5.       Have you ever attended or planned an event that left you wiped out?  If you think that’s a possibility, don’t schedule anything the day after an event like that.

6.       Check your calendar when you’re asked to bring something to an event already on your calendar.  Whenever treats were needed in my Sunday School class at church, I always checked my calendar to see what was going on the day before.  I used to work one Saturday a month, and if the treats were needed the day after I worked, I didn’t volunteer.  I knew I wouldn’t have time to make anything and I wasn’t willing to get up earlier to pick something up on the way.

So the bottom line is that whenever you’re considering an addition to your calendar, look at your schedule and think about what the appointment will cost you and what’s going on around it.  Then decide if you can do it.  Don’t just accept appointments because the time slot is open.  Unfortunately, if a time slot is empty, there are always things that will fill it up.  And that’s why it’s best if you go ahead and mark the time off on your calendar.  If you know you’ll need to recover after hosting that birthday party, mark that day off.  If you know Friday nights you’re exhausted, mark Friday nights as busy.  You have to protect your time and your calendar is the tool that will help you do it.

And here’s one final thought.  You can’t do everything.  Sometimes you have to no!  If your calendar is full or you’ve blocked off times for recovery, preparation, chores or rest – then JUST SAY NO!

Comments

  1. Fantastic article!! Very good point that often we mark the appointment, but don’t think about the other associated time, energy and physical requirements.

    • Thanks, Laurie.
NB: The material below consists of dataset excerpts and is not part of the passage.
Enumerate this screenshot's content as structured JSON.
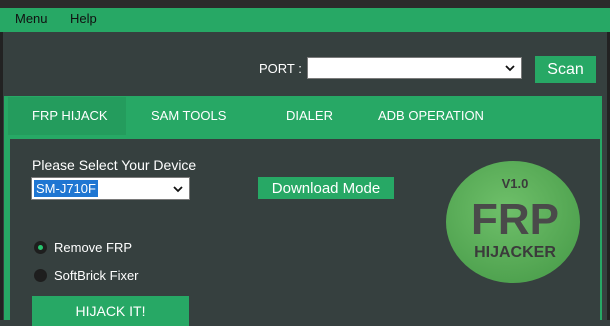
{
  "menu": {
    "items": [
      "Menu",
      "Help"
    ]
  },
  "port": {
    "label": "PORT :",
    "value": "",
    "scan_label": "Scan"
  },
  "tabs": [
    "FRP HIJACK",
    "SAM TOOLS",
    "DIALER",
    "ADB OPERATION"
  ],
  "main": {
    "device_label": "Please Select Your Device",
    "device_value": "SM-J710F",
    "download_label": "Download Mode",
    "options": [
      {
        "label": "Remove FRP",
        "selected": true
      },
      {
        "label": "SoftBrick Fixer",
        "selected": false
      }
    ],
    "hijack_label": "HIJACK IT!"
  },
  "logo": {
    "version": "V1.0",
    "title": "FRP",
    "subtitle": "HIJACKER"
  },
  "colors": {
    "accent": "#27a865",
    "background": "#36403f",
    "logo_circle": "#5fb35f"
  }
}
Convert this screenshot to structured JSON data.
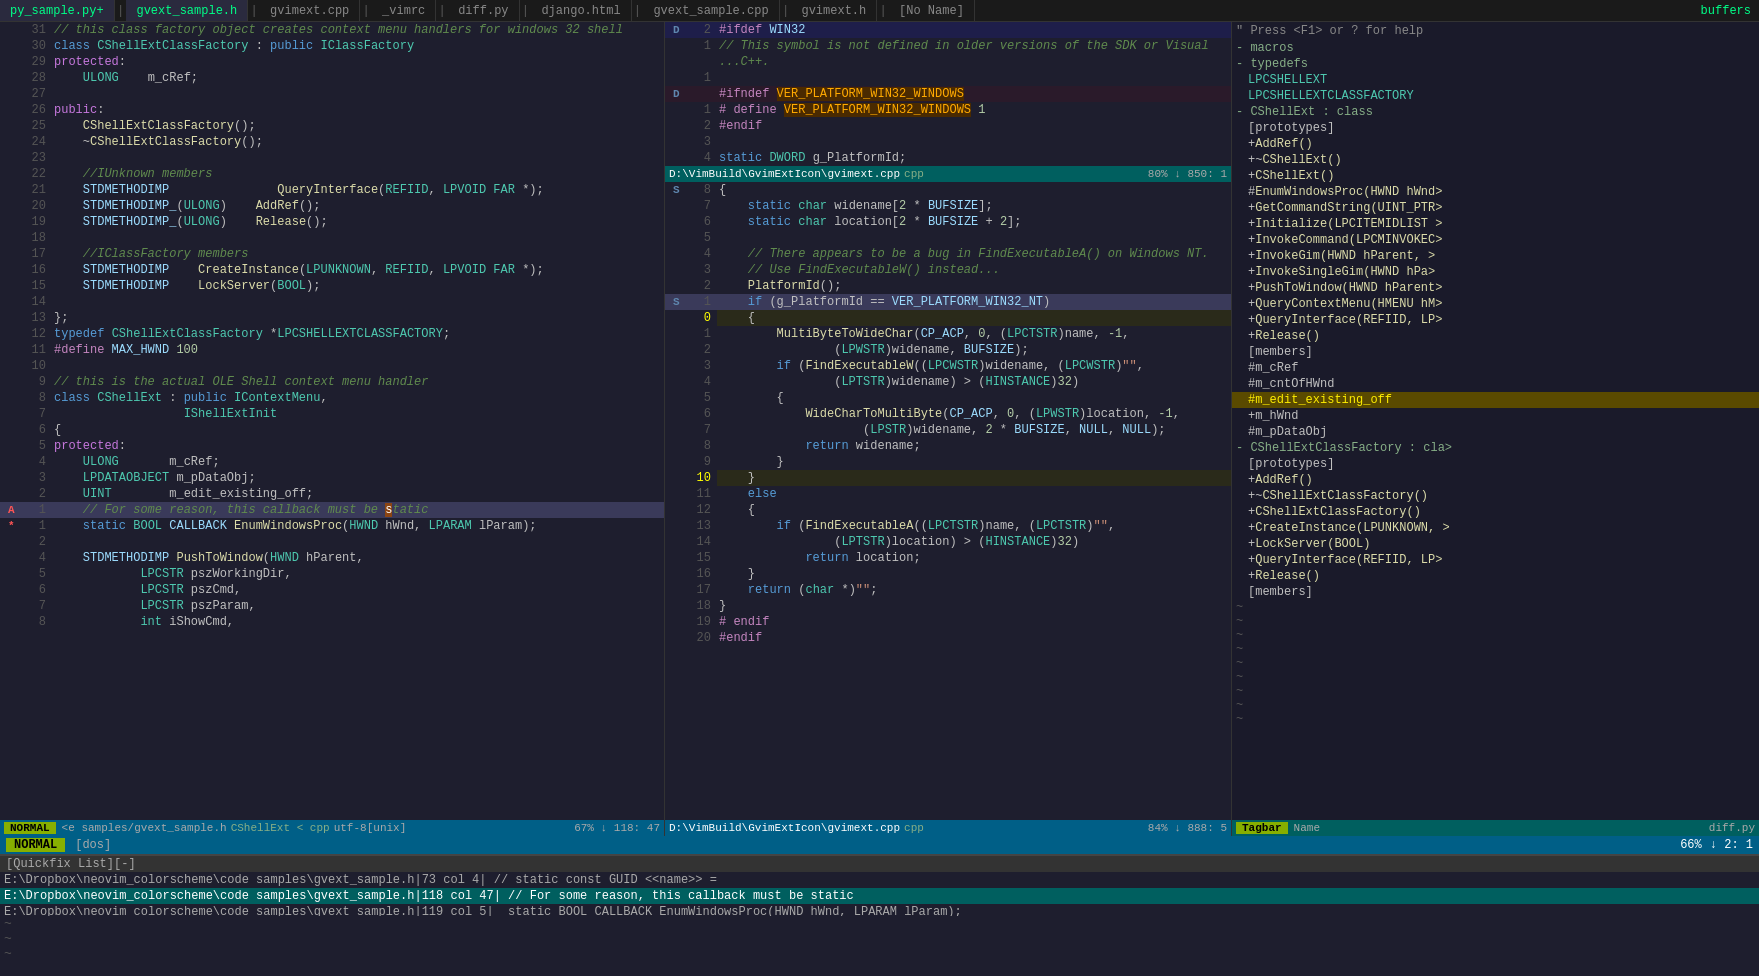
{
  "tabbar": {
    "tabs": [
      {
        "label": "py_sample.py+",
        "active": false,
        "color": "green"
      },
      {
        "label": "gvext_sample.h",
        "active": true,
        "color": "green"
      },
      {
        "label": "gvimext.cpp",
        "active": false
      },
      {
        "label": "_vimrc",
        "active": false
      },
      {
        "label": "diff.py",
        "active": false
      },
      {
        "label": "django.html",
        "active": false
      },
      {
        "label": "gvext_sample.cpp",
        "active": false
      },
      {
        "label": "gvimext.h",
        "active": false
      },
      {
        "label": "[No Name]",
        "active": false
      }
    ],
    "buffers_label": "buffers"
  },
  "panel_left": {
    "title": "gvext_sample.h",
    "lines": [
      {
        "num": "31",
        "marker": "",
        "content": "class CShellExtClassFactory : public IClassFactory",
        "classes": []
      },
      {
        "num": "30",
        "marker": "",
        "content": "// this class factory object creates context menu handlers for windows 32 shell",
        "classes": [
          "comment"
        ]
      },
      {
        "num": "29",
        "marker": "",
        "content": "protected:",
        "classes": [
          "kw"
        ]
      },
      {
        "num": "28",
        "marker": "",
        "content": "    ULONG    m_cRef;",
        "classes": []
      },
      {
        "num": "27",
        "marker": "",
        "content": "",
        "classes": []
      },
      {
        "num": "26",
        "marker": "",
        "content": "public:",
        "classes": [
          "kw"
        ]
      },
      {
        "num": "25",
        "marker": "",
        "content": "    CShellExtClassFactory();",
        "classes": []
      },
      {
        "num": "24",
        "marker": "",
        "content": "    ~CShellExtClassFactory();",
        "classes": []
      },
      {
        "num": "23",
        "marker": "",
        "content": "",
        "classes": []
      },
      {
        "num": "22",
        "marker": "",
        "content": "    //IUnknown members",
        "classes": [
          "comment"
        ]
      },
      {
        "num": "21",
        "marker": "",
        "content": "    STDMETHODIMP               QueryInterface(REFIID, LPVOID FAR *);",
        "classes": []
      },
      {
        "num": "20",
        "marker": "",
        "content": "    STDMETHODIMP_(ULONG)    AddRef();",
        "classes": []
      },
      {
        "num": "19",
        "marker": "",
        "content": "    STDMETHODIMP_(ULONG)    Release();",
        "classes": []
      },
      {
        "num": "18",
        "marker": "",
        "content": "",
        "classes": []
      },
      {
        "num": "17",
        "marker": "",
        "content": "    //IClassFactory members",
        "classes": [
          "comment"
        ]
      },
      {
        "num": "16",
        "marker": "",
        "content": "    STDMETHODIMP    CreateInstance(LPUNKNOWN, REFIID, LPVOID FAR *);",
        "classes": []
      },
      {
        "num": "15",
        "marker": "",
        "content": "    STDMETHODIMP    LockServer(BOOL);",
        "classes": []
      },
      {
        "num": "14",
        "marker": "",
        "content": "",
        "classes": []
      },
      {
        "num": "13",
        "marker": "",
        "content": "};",
        "classes": []
      },
      {
        "num": "12",
        "marker": "",
        "content": "typedef CShellExtClassFactory *LPCSHELLEXTCLASSFACTORY;",
        "classes": []
      },
      {
        "num": "11",
        "marker": "",
        "content": "#define MAX_HWND 100",
        "classes": [
          "pp"
        ]
      },
      {
        "num": "10",
        "marker": "",
        "content": "",
        "classes": []
      },
      {
        "num": "9",
        "marker": "",
        "content": "// this is the actual OLE Shell context menu handler",
        "classes": [
          "comment"
        ]
      },
      {
        "num": "8",
        "marker": "",
        "content": "class CShellExt : public IContextMenu,",
        "classes": []
      },
      {
        "num": "7",
        "marker": "",
        "content": "                  IShellExtInit",
        "classes": []
      },
      {
        "num": "6",
        "marker": "",
        "content": "{",
        "classes": []
      },
      {
        "num": "5",
        "marker": "",
        "content": "protected:",
        "classes": [
          "kw"
        ]
      },
      {
        "num": "4",
        "marker": "",
        "content": "    ULONG       m_cRef;",
        "classes": []
      },
      {
        "num": "3",
        "marker": "",
        "content": "    LPDATAOBJECT m_pDataObj;",
        "classes": []
      },
      {
        "num": "2",
        "marker": "",
        "content": "    UINT        m_edit_existing_off;",
        "classes": []
      },
      {
        "num": "1",
        "marker": "A",
        "content": "    // For some reason, this callback must be static",
        "classes": [
          "comment",
          "cursor-line"
        ],
        "marker_color": "red"
      },
      {
        "num": "1",
        "marker": "*",
        "content": "    static BOOL CALLBACK EnumWindowsProc(HWND hWnd, LPARAM lParam);",
        "classes": [],
        "marker_color": "red"
      },
      {
        "num": "2",
        "marker": "",
        "content": "",
        "classes": []
      },
      {
        "num": "4",
        "marker": "",
        "content": "    STDMETHODIMP PushToWindow(HWND hParent,",
        "classes": []
      },
      {
        "num": "5",
        "marker": "",
        "content": "            LPCSTR pszWorkingDir,",
        "classes": []
      },
      {
        "num": "6",
        "marker": "",
        "content": "            LPCSTR pszCmd,",
        "classes": []
      },
      {
        "num": "7",
        "marker": "",
        "content": "            LPCSTR pszParam,",
        "classes": []
      },
      {
        "num": "8",
        "marker": "",
        "content": "            int iShowCmd,",
        "classes": []
      }
    ],
    "statusbar": {
      "mode": "NORMAL",
      "file": "<e samples/gvext_sample.h",
      "class": "CShellExt < cpp",
      "encoding": "utf-8[unix]",
      "percent": "67%",
      "line": "118",
      "col": "47"
    }
  },
  "panel_mid": {
    "title": "D:\\VimBuild\\GvimExtIcon\\gvimext.cpp",
    "lines_top": [
      {
        "num": "2",
        "marker": "D",
        "content": "#ifdef WIN32",
        "classes": [
          "pp"
        ]
      },
      {
        "num": "1",
        "marker": "",
        "content": "// This symbol is not defined in older versions of the SDK or Visual",
        "classes": [
          "comment"
        ]
      },
      {
        "num": "",
        "marker": "",
        "content": "...C++.",
        "classes": [
          "comment"
        ]
      },
      {
        "num": "1",
        "marker": "",
        "content": "",
        "classes": []
      },
      {
        "num": "D",
        "marker": "D",
        "content": "#ifndef VER_PLATFORM_WIN32_WINDOWS",
        "classes": [
          "pp",
          "diff-marker"
        ]
      },
      {
        "num": "1",
        "marker": "",
        "content": "# define VER_PLATFORM_WIN32_WINDOWS 1",
        "classes": [
          "pp"
        ]
      },
      {
        "num": "2",
        "marker": "",
        "content": "#endif",
        "classes": [
          "pp"
        ]
      },
      {
        "num": "3",
        "marker": "",
        "content": "",
        "classes": []
      },
      {
        "num": "4",
        "marker": "",
        "content": "static DWORD g_PlatformId;",
        "classes": []
      }
    ],
    "statusbar_top": {
      "file": "D:\\VimBuild\\GvimExtIcon\\gvimext.cpp",
      "type": "cpp",
      "percent": "80%",
      "line": "850",
      "col": "1"
    },
    "lines_bot": [
      {
        "num": "8",
        "marker": "S",
        "content": "{",
        "classes": []
      },
      {
        "num": "7",
        "marker": "",
        "content": "    static char widename[2 * BUFSIZE];",
        "classes": []
      },
      {
        "num": "6",
        "marker": "",
        "content": "    static char location[2 * BUFSIZE + 2];",
        "classes": []
      },
      {
        "num": "5",
        "marker": "",
        "content": "",
        "classes": []
      },
      {
        "num": "4",
        "marker": "",
        "content": "    // There appears to be a bug in FindExecutableA() on Windows NT.",
        "classes": [
          "comment"
        ]
      },
      {
        "num": "3",
        "marker": "",
        "content": "    // Use FindExecutableW() instead...",
        "classes": [
          "comment"
        ]
      },
      {
        "num": "2",
        "marker": "",
        "content": "    PlatformId();",
        "classes": []
      },
      {
        "num": "1",
        "marker": "S",
        "content": "    if (g_PlatformId == VER_PLATFORM_WIN32_NT)",
        "classes": [
          "cursor-line"
        ]
      },
      {
        "num": "0",
        "marker": "",
        "content": "    {",
        "classes": [
          "lnum-yellow"
        ]
      },
      {
        "num": "1",
        "marker": "",
        "content": "        MultiByteToWideChar(CP_ACP, 0, (LPCTSTR)name, -1,",
        "classes": []
      },
      {
        "num": "2",
        "marker": "",
        "content": "                (LPWSTR)widename, BUFSIZE);",
        "classes": []
      },
      {
        "num": "3",
        "marker": "",
        "content": "        if (FindExecutableW((LPCWSTR)widename, (LPCWSTR)\"\",",
        "classes": []
      },
      {
        "num": "4",
        "marker": "",
        "content": "                (LPTSTR)widename) > (HINSTANCE)32)",
        "classes": []
      },
      {
        "num": "5",
        "marker": "",
        "content": "        {",
        "classes": []
      },
      {
        "num": "6",
        "marker": "",
        "content": "            WideCharToMultiByte(CP_ACP, 0, (LPWSTR)location, -1,",
        "classes": []
      },
      {
        "num": "7",
        "marker": "",
        "content": "                    (LPSTR)widename, 2 * BUFSIZE, NULL, NULL);",
        "classes": []
      },
      {
        "num": "8",
        "marker": "",
        "content": "            return widename;",
        "classes": []
      },
      {
        "num": "9",
        "marker": "",
        "content": "        }",
        "classes": []
      },
      {
        "num": "10",
        "marker": "",
        "content": "    }",
        "classes": [
          "lnum-yellow"
        ]
      },
      {
        "num": "11",
        "marker": "",
        "content": "    else",
        "classes": [
          "kw"
        ]
      },
      {
        "num": "12",
        "marker": "",
        "content": "    {",
        "classes": []
      },
      {
        "num": "13",
        "marker": "",
        "content": "        if (FindExecutableA((LPCTSTR)name, (LPCTSTR)\"\",",
        "classes": []
      },
      {
        "num": "14",
        "marker": "",
        "content": "                (LPTSTR)location) > (HINSTANCE)32)",
        "classes": []
      },
      {
        "num": "15",
        "marker": "",
        "content": "            return location;",
        "classes": []
      },
      {
        "num": "16",
        "marker": "",
        "content": "    }",
        "classes": []
      },
      {
        "num": "17",
        "marker": "",
        "content": "    return (char *)\"\";",
        "classes": []
      },
      {
        "num": "18",
        "marker": "",
        "content": "}",
        "classes": []
      },
      {
        "num": "19",
        "marker": "",
        "content": "# endif",
        "classes": [
          "pp"
        ]
      },
      {
        "num": "20",
        "marker": "",
        "content": "#endif",
        "classes": [
          "pp"
        ]
      }
    ],
    "statusbar_bot": {
      "file": "D:\\VimBuild\\GvimExtIcon\\gvimext.cpp",
      "type": "cpp",
      "percent": "84%",
      "line": "888",
      "col": "5"
    }
  },
  "panel_right": {
    "hint": "\" Press <F1> or ? for help",
    "sections": [
      {
        "label": "- macros",
        "items": []
      },
      {
        "label": "- typedefs",
        "items": [
          {
            "text": "LPCSHELLEXT"
          },
          {
            "text": "LPCSHELLEXTCLASSFACTORY"
          }
        ]
      },
      {
        "label": "- CShellExt : class",
        "items": [
          {
            "text": "[prototypes]"
          },
          {
            "text": "+AddRef()"
          },
          {
            "text": "+~CShellExt()"
          },
          {
            "text": "+CShellExt()"
          },
          {
            "text": "#EnumWindowsProc(HWND hWnd>"
          },
          {
            "text": "+GetCommandString(UINT_PTR>"
          },
          {
            "text": "+Initialize(LPCITEMIDLIST >"
          },
          {
            "text": "+InvokeCommand(LPCMINVOKEC>"
          },
          {
            "text": "+InvokeGim(HWND hParent, >"
          },
          {
            "text": "+InvokeSingleGim(HWND hPa>"
          },
          {
            "text": "+PushToWindow(HWND hParent>"
          },
          {
            "text": "+QueryContextMenu(HMENU hM>"
          },
          {
            "text": "+QueryInterface(REFIID, LP>"
          },
          {
            "text": "+Release()"
          },
          {
            "text": "  [members]"
          },
          {
            "text": "#m_cRef"
          },
          {
            "text": "#m_cntOfHWnd"
          },
          {
            "text": "#m_edit_existing_off",
            "selected": true
          },
          {
            "text": "+m_hWnd"
          },
          {
            "text": "#m_pDataObj"
          }
        ]
      },
      {
        "label": "- CShellExtClassFactory : cla>",
        "items": [
          {
            "text": "[prototypes]"
          },
          {
            "text": "+AddRef()"
          },
          {
            "text": "+~CShellExtClassFactory()"
          },
          {
            "text": "+CShellExtClassFactory()"
          },
          {
            "text": "+CreateInstance(LPUNKNOWN, >"
          },
          {
            "text": "+LockServer(BOOL)"
          },
          {
            "text": "+QueryInterface(REFIID, LP>"
          },
          {
            "text": "+Release()"
          },
          {
            "text": "  [members]"
          }
        ]
      }
    ],
    "statusbar": {
      "label": "Tagbar",
      "sort": "Name",
      "type": "diff.py"
    }
  },
  "bottom_statusbar": {
    "mode": "NORMAL",
    "encoding": "[dos]",
    "percent": "66%",
    "line": "2",
    "col": "1"
  },
  "quickfix": {
    "title": "[Quickfix List][-]",
    "lines": [
      {
        "text": "E:\\Dropbox\\neovim_colorscheme\\code samples\\gvext_sample.h|73 col 4| // static const GUID <<name>> =",
        "active": false
      },
      {
        "text": "E:\\Dropbox\\neovim_colorscheme\\code samples\\gvext_sample.h|118 col 47| // For some reason, this callback must be static",
        "active": true
      },
      {
        "text": "E:\\Dropbox\\neovim_colorscheme\\code samples\\gvext_sample.h|119 col 5| static BOOL CALLBACK EnumWindowsProc(HWND hWnd, LPARAM lParam);",
        "active": false
      }
    ]
  },
  "tilde_lines": [
    "~",
    "~",
    "~",
    "~",
    "~",
    "~",
    "~",
    "~",
    "~",
    "~"
  ]
}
This point is something I’m passionate about. I’ve always been really good about doing this and it kept my life a little more sane than it would have been otherwise.

  2. These are great suggestions! I really like the idea of looking at the days as a whole instead of just writing in an appointment because the day is free. I also like the idea of blocking off time on the calendar to do stuff at home–I struggle with myself to justify not moving that around for others but I need to remember that the time I spend doing the mundane stuff like laundry is just as important.
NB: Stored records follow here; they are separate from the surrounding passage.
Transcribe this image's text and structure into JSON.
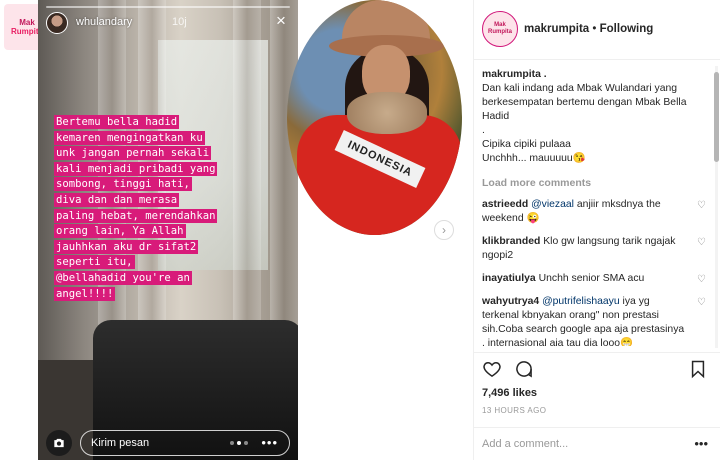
{
  "story": {
    "badge_line1": "Mak",
    "badge_line2": "Rumpita",
    "username": "whulandary",
    "time": "10j",
    "close_icon": "×",
    "caption_lines": [
      "Bertemu bella hadid",
      "kemaren mengingatkan ku",
      "unk jangan pernah sekali",
      "kali menjadi pribadi yang",
      "sombong, tinggi hati,",
      "diva dan dan merasa",
      "paling hebat, merendahkan",
      "orang lain, Ya Allah",
      "jauhhkan aku dr sifat2",
      "seperti itu,",
      "@bellahadid you're an",
      "angel!!!!"
    ],
    "reply_placeholder": "Kirim pesan",
    "more_icon": "•••"
  },
  "photo": {
    "sash_text": "INDONESIA"
  },
  "post": {
    "handle": "makrumpita",
    "separator": "•",
    "follow_status": "Following",
    "caption_user": "makrumpita .",
    "caption_lines": [
      "Dan kali indang ada Mbak Wulandari yang berkesempatan bertemu dengan Mbak Bella Hadid",
      ".",
      "Cipika cipiki pulaaa",
      "Unchhh... mauuuuu😘"
    ],
    "load_more": "Load more comments",
    "comments": [
      {
        "user": "astrieedd",
        "mention": "@viezaal",
        "text": " anjiir mksdnya the weekend 😜"
      },
      {
        "user": "klikbranded",
        "mention": "",
        "text": " Klo gw langsung tarik ngajak ngopi2"
      },
      {
        "user": "inayatiulya",
        "mention": "",
        "text": " Unchh senior SMA acu"
      },
      {
        "user": "wahyutrya4",
        "mention": "@putrifelishaayu",
        "text": " iya yg terkenal kbnyakan orang\" non prestasi sih.Coba search google apa aja prestasinya , internasional aja tau dia looo😁"
      }
    ],
    "likes": "7,496 likes",
    "time_ago": "13 HOURS AGO",
    "add_comment_placeholder": "Add a comment...",
    "options_icon": "•••"
  }
}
    • Agreed, Jean – the mundane stuff still has to be done! So why do we feel guilty for setting aside time to do laundry and cleaning? It HAS to be done!!!

  3. Another great article! I love the idea of blocking off time for getting things done before and after an activity.

  4. Another great article! I love the idea of blocking off time for getting things done before and after an activity.

  5. So refreshing to find sensible people who have a true handle on time management. I have to admit, for as many years as I’ve used planners (20+) I still haven’t grasped the habit of scheduling prep and down time. I do it for work prep (such as meetings, presentations, etc.) where I will block off time for prep but in my personal life I always forget to do that. I do it in my head as I am one who needs ample pre-planning blocks of time as well as down time the day after vacations, huge events, etc. I am very good about not scheduling anything the day before or day after a large event or vacation but I forget to write it down. Then I do the ‘guilt’ thing, like ‘why did I turn that event down, I don’t have anything scheduled’. We forget in our busy lives that ‘prep time’ and ‘down time’ are certainly permissible (not to mention a ‘sane’ way to manage your life) and nothing to feel guilty about. So schedule away! )(Note to self!)

    • Cheryl, you made me laugh!

      Prep time and down time are definitely permissible, sane and nothing to feel guilty about. I don’t know why people don’t get that. I guess the world is pushing us so hard to do everything. But you just can’t. You have to pick. Good luck with your schedule and thanks for the great comment.